Había escuchado la llamada de la montaña, y no podía hacer oídos sordos. Estaba dispuesto a hacer del camino mi hogar, y de la cima mi cama. Me puse las botas, guardé lo esencial en la mochila, abroché mi parca y colgué las llaves para ya irme. Al abrir la puerta desperté a Ninfa, la staffy que quedó a cargo de la familia cuando mi hermano se mudó. Todavía no había salido a pasear, faltaba bastante para que mi padre llegara a casa para sacarla. La cara de Ninfa se me hizo irresistible, así que le puse el collar y la llevé conmigo. Estaba entusiasmada sin siquiera saber a donde íbamos, contoneaba la cola de felicidad con solo mirarme. Ninfa era un regalo de la naturaleza.

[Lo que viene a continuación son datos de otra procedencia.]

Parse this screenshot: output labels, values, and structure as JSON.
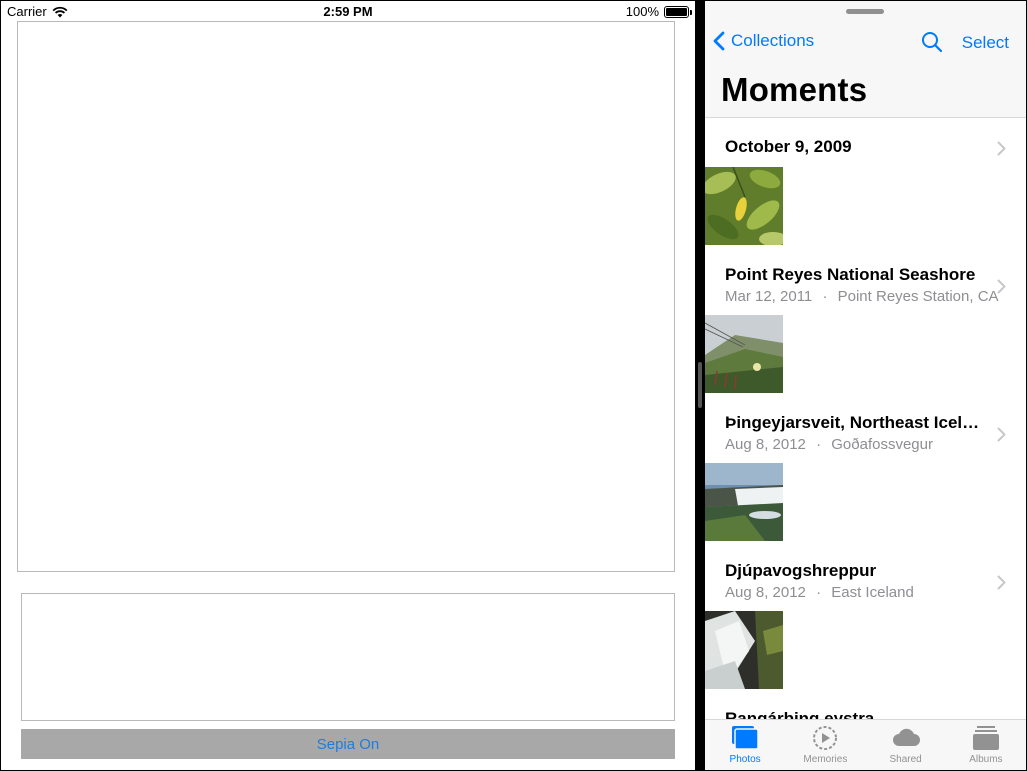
{
  "status_bar": {
    "carrier": "Carrier",
    "time": "2:59 PM",
    "battery": "100%",
    "wifi_icon": "wifi-icon",
    "battery_icon": "battery-icon"
  },
  "left_app": {
    "sepia_button_label": "Sepia On",
    "accent": "#1f7bde",
    "button_bg": "#a8a8a8"
  },
  "photos": {
    "nav": {
      "back_label": "Collections",
      "select_label": "Select",
      "title": "Moments",
      "search_icon": "search-icon"
    },
    "moments": [
      {
        "title": "October 9, 2009",
        "date": "",
        "location": "",
        "thumb": "lemon-tree"
      },
      {
        "title": "Point Reyes National Seashore",
        "date": "Mar 12, 2011",
        "location": "Point Reyes Station, CA",
        "thumb": "hillside"
      },
      {
        "title": "Þingeyjarsveit, Northeast Icel…",
        "date": "Aug 8, 2012",
        "location": "Goðafossvegur",
        "thumb": "waterfall"
      },
      {
        "title": "Djúpavogshreppur",
        "date": "Aug 8, 2012",
        "location": "East Iceland",
        "thumb": "cascade"
      },
      {
        "title": "Rangárþing eystra",
        "date": "",
        "location": "",
        "thumb": ""
      }
    ],
    "separator": "·",
    "tabs": [
      {
        "label": "Photos",
        "icon": "photos-icon",
        "active": true
      },
      {
        "label": "Memories",
        "icon": "memories-icon",
        "active": false
      },
      {
        "label": "Shared",
        "icon": "cloud-icon",
        "active": false
      },
      {
        "label": "Albums",
        "icon": "albums-icon",
        "active": false
      }
    ],
    "accent": "#007aff"
  }
}
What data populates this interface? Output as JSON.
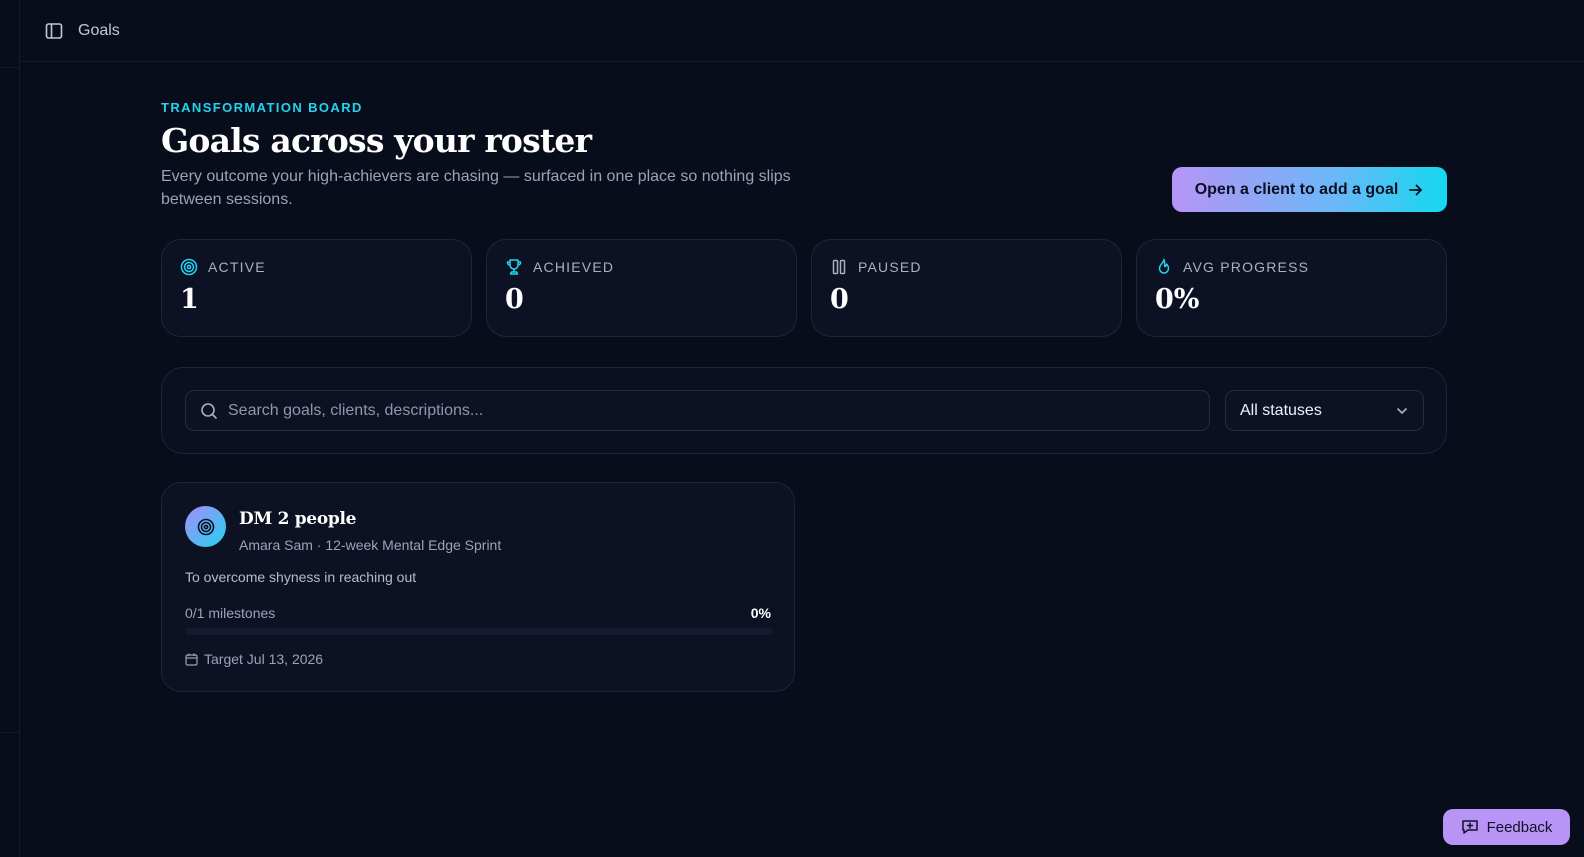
{
  "topbar": {
    "breadcrumb": "Goals"
  },
  "header": {
    "eyebrow": "TRANSFORMATION BOARD",
    "title": "Goals across your roster",
    "subtitle": "Every outcome your high-achievers are chasing — surfaced in one place so nothing slips between sessions.",
    "cta_label": "Open a client to add a goal"
  },
  "stats": [
    {
      "icon": "target-icon",
      "label": "ACTIVE",
      "value": "1"
    },
    {
      "icon": "trophy-icon",
      "label": "ACHIEVED",
      "value": "0"
    },
    {
      "icon": "pause-icon",
      "label": "PAUSED",
      "value": "0"
    },
    {
      "icon": "flame-icon",
      "label": "AVG PROGRESS",
      "value": "0%"
    }
  ],
  "filters": {
    "search_placeholder": "Search goals, clients, descriptions...",
    "search_value": "",
    "status_selected": "All statuses"
  },
  "goals": [
    {
      "title": "DM 2 people",
      "meta": "Amara Sam · 12-week Mental Edge Sprint",
      "description": "To overcome shyness in reaching out",
      "milestones": "0/1 milestones",
      "progress_label": "0%",
      "progress": 0,
      "target": "Target Jul 13, 2026"
    }
  ],
  "feedback_label": "Feedback",
  "colors": {
    "accent_cyan": "#22d3ee",
    "accent_purple": "#b794f6",
    "background": "#080d1c"
  }
}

Dejé una nota en el frigorífico para mi padre;

«He ido a pasear con Ninfa y no creo que lleguemos a tiempo para comer. Hoy es un domingo divino papá, disfruta y dedícatelo a ti mismo. Volveremos tarde».

Cuando llegamos a Montaña Nevada ya era de noche. La luz de la linterna no podía abarcar ni un palmo de oscuridad. Solo se veía con claridad el valle que daba paso a la ruta, ahí quedaba reflejada toda la luz de la luna.

Ninfa se quedó un poco atrás, semihundida en la nieve, mirando hacia arriba a los ciervos que bajaban a beber. Se quedó expectante, sin darse cuenta de que quedaba atrás. Pegué un silbido fuerte, tan fuerte que llegó hasta la cima, y Ninfa, de una carrera, se puso a mi lado. Di un suspiro hondo, y comenzamos a ascender.